Zirveleriyle ve uçurumlarıyla kimseye benzemeyen Cemil Meriç’in kaderi yalnızlıktı. “Bütün dostlarım çarmıhıma çivi çaktılar” derken, çakılan her çivinin kendisini daha derin bir yalnızlığa sürüklediğini biliyordu. Dişlerini gırtlağına geçirmiş bir zamana, kızgın millerini gözlerine geçirmiş ve onu ömrünün yarısında kitaplarından, insanlardan, yazılarından ayıran bir karanlığa mahkûm etmiş kadere karşı çâresizdi. Bunun adına ’mağduriyet’ ve ’mağlûbiyet’diyordu.

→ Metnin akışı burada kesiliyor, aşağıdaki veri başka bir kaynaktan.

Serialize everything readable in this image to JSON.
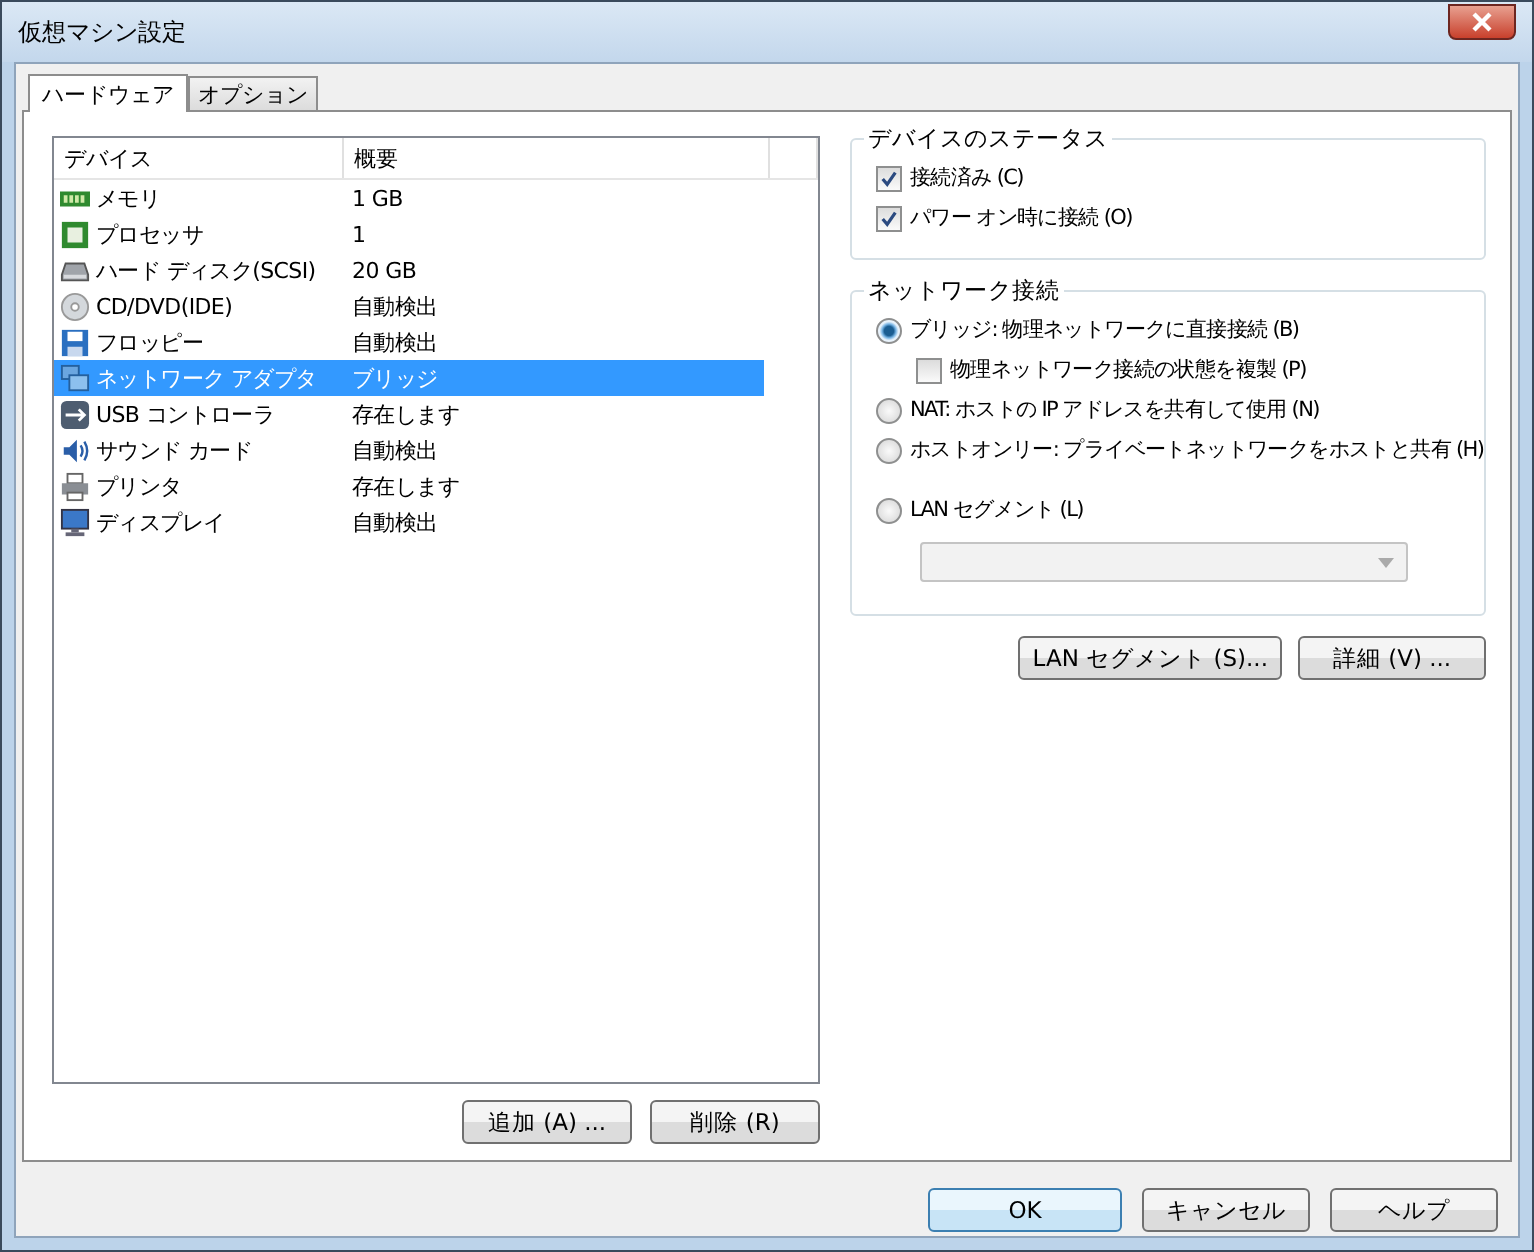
{
  "window": {
    "title": "仮想マシン設定"
  },
  "tabs": [
    {
      "label": "ハードウェア",
      "selected": true
    },
    {
      "label": "オプション",
      "selected": false
    }
  ],
  "device_table": {
    "columns": [
      "デバイス",
      "概要"
    ],
    "rows": [
      {
        "kind": "memory",
        "device": "メモリ",
        "summary": "1 GB",
        "selected": false
      },
      {
        "kind": "processor",
        "device": "プロセッサ",
        "summary": "1",
        "selected": false
      },
      {
        "kind": "disk",
        "device": "ハード ディスク(SCSI)",
        "summary": "20 GB",
        "selected": false
      },
      {
        "kind": "cd",
        "device": "CD/DVD(IDE)",
        "summary": "自動検出",
        "selected": false
      },
      {
        "kind": "floppy",
        "device": "フロッピー",
        "summary": "自動検出",
        "selected": false
      },
      {
        "kind": "network",
        "device": "ネットワーク アダプタ",
        "summary": "ブリッジ",
        "selected": true
      },
      {
        "kind": "usb",
        "device": "USB コントローラ",
        "summary": "存在します",
        "selected": false
      },
      {
        "kind": "sound",
        "device": "サウンド カード",
        "summary": "自動検出",
        "selected": false
      },
      {
        "kind": "printer",
        "device": "プリンタ",
        "summary": "存在します",
        "selected": false
      },
      {
        "kind": "display",
        "device": "ディスプレイ",
        "summary": "自動検出",
        "selected": false
      }
    ]
  },
  "list_buttons": [
    "追加 (A) ...",
    "削除 (R)"
  ],
  "device_status": {
    "title": "デバイスのステータス",
    "options": [
      {
        "label": "接続済み (C)",
        "checked": true
      },
      {
        "label": "パワー オン時に接続 (O)",
        "checked": true
      }
    ]
  },
  "network": {
    "title": "ネットワーク接続",
    "options": [
      {
        "kind": "radio",
        "label": "ブリッジ: 物理ネットワークに直接接続 (B)",
        "selected": true
      },
      {
        "kind": "checkbox",
        "label": "物理ネットワーク接続の状態を複製 (P)",
        "checked": false
      },
      {
        "kind": "radio",
        "label": "NAT: ホストの IP アドレスを共有して使用 (N)",
        "selected": false
      },
      {
        "kind": "radio",
        "label": "ホストオンリー: プライベートネットワークをホストと共有 (H)",
        "selected": false
      },
      {
        "kind": "radio",
        "label": "LAN セグメント (L)",
        "selected": false
      }
    ]
  },
  "network_buttons": [
    "LAN セグメント (S)...",
    "詳細 (V) ..."
  ],
  "dialog_buttons": [
    {
      "label": "OK",
      "default": true
    },
    {
      "label": "キャンセル",
      "default": false
    },
    {
      "label": "ヘルプ",
      "default": false
    }
  ]
}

Bunun da bir bedeli vardır, tarihi yaratmanın, bir ülkeyi ebedîleştirmenin, ardında şakirtler bırakmanın bir bedeli vardır. Bu bedeli de en ağır biçimde öder Cemil Meriç. “(...) Ben düşünen, okuyan ve temsil ettiği değerleri lekelememek için aç kalmaya, açlıktan kıvranmaya razı olan adam...”

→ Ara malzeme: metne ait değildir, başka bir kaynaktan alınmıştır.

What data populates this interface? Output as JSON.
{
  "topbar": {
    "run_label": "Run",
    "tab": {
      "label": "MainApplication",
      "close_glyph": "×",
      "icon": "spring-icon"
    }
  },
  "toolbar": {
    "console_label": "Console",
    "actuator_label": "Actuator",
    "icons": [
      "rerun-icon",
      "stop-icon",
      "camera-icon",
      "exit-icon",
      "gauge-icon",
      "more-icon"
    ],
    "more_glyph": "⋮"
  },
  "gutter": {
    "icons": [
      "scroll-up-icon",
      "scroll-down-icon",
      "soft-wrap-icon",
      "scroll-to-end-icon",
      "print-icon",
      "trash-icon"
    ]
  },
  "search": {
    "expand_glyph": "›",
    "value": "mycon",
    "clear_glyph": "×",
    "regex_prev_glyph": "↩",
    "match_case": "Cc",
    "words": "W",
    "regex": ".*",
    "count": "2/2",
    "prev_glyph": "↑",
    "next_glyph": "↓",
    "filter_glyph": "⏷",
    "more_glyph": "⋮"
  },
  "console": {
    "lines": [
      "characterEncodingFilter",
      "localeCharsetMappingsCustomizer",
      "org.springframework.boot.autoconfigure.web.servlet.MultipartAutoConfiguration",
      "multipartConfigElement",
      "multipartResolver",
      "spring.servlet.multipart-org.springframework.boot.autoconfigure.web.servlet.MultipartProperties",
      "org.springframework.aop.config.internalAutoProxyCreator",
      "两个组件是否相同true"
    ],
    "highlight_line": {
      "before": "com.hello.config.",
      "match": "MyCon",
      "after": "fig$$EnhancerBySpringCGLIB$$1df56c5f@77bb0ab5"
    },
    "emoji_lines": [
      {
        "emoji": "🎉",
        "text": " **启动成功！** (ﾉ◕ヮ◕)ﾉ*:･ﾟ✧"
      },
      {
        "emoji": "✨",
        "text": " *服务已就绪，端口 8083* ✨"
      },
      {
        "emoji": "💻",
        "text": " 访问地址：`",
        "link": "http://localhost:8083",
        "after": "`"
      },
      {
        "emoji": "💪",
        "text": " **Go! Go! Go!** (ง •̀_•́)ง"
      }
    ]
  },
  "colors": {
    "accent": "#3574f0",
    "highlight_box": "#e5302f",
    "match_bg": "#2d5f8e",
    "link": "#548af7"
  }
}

Bu adam, içinde yaşadığı toplumu tekmelerle uyandırmaya çalışan bir adamdır. Fısıltı ile değil nâra ile konuşur. Baştan çıkarıcıdır. Fakat Türk münevverinin kaderi onda tüm kesâfetiyletecellî eder. Bir köşede unutulur veya yok sayılır.

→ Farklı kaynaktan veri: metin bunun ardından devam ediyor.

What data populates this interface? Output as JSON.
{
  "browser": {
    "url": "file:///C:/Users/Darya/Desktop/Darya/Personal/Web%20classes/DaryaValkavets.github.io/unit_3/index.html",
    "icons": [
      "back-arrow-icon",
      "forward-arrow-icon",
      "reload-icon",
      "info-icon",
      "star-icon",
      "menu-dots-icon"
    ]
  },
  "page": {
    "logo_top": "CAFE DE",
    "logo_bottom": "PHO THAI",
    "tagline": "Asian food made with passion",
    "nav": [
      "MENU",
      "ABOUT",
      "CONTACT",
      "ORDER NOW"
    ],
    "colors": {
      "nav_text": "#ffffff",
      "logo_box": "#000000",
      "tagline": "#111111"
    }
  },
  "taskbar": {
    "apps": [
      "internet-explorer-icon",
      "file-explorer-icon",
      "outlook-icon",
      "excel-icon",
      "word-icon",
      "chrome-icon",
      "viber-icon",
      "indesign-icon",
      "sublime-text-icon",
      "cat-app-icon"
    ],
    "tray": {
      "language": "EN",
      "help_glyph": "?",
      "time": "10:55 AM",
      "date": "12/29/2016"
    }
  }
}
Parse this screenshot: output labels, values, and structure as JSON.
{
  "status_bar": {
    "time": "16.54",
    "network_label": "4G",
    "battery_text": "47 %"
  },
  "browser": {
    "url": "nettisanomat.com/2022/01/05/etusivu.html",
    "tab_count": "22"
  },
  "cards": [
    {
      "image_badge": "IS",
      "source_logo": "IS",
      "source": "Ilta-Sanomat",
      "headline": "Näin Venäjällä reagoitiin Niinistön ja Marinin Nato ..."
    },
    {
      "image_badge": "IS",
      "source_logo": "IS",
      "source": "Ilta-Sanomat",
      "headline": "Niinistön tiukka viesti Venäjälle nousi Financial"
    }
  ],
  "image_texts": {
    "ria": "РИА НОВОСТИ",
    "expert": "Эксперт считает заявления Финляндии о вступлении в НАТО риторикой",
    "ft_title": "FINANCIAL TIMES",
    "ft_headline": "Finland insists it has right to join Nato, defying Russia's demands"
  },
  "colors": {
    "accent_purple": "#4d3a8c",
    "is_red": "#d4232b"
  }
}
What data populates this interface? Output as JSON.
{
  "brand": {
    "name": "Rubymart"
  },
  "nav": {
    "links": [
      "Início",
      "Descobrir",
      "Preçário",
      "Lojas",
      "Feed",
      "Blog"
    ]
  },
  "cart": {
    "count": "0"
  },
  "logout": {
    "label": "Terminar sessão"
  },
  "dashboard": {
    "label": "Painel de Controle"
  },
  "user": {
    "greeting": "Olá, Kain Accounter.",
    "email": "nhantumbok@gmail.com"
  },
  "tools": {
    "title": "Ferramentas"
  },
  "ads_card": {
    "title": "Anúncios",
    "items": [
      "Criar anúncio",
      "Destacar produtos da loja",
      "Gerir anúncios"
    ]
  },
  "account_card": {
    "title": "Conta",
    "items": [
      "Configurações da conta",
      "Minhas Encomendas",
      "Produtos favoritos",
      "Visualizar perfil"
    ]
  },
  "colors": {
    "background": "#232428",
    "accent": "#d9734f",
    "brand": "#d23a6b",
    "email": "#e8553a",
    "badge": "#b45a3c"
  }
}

Türk toplumu ve kurumları siyâsetinden eğitimine, üdebasından vükelâsına, vüzerâsına ve ulemâsına, askerîyesinden matbuatına kadar tüm kurumlar ve sınıflar içinde bir şekilde saf tutan düşünenlere, nesli tükenmiş bir kaplumbağa cinsi muamelesi yapmış, bu marazî cihetle kıymetlerini takdir etmiş(!) ama onları kendilerinden uzak tutmuşlardır. Düşünce adamının dünyasında kendi câhilliklerine toslayanlar, kendi noksanlıklarını tüm çıplaklığıyla ve çirkinliğiyle görenler, gördüklerini de ulaşılmaz zannedenler, bir zirveye tırmanmaktansa zirveyi küçük görmeyi tercih etmek gibi bir zavallılığa, bir çukura gömülürler ve o zillet çukurunda yaşamayı göze alırlar.
İşte bu mağluplar bahsimde Cemil Meriç’i yazarken yine Cemil Meriç’e mahkûm oldum; Cemil Meriç’i yine kendi ağzından anlatmaya mahkûm oldum. Bunun adı ister cesâretsizlik, ister bir rüyânın bozulmasından duyulan endişe olsun, nihâyetinde onu anlatmak için ona mahkûm olmak da onun okuru ve yazıcısı için hoş bir zuhurât.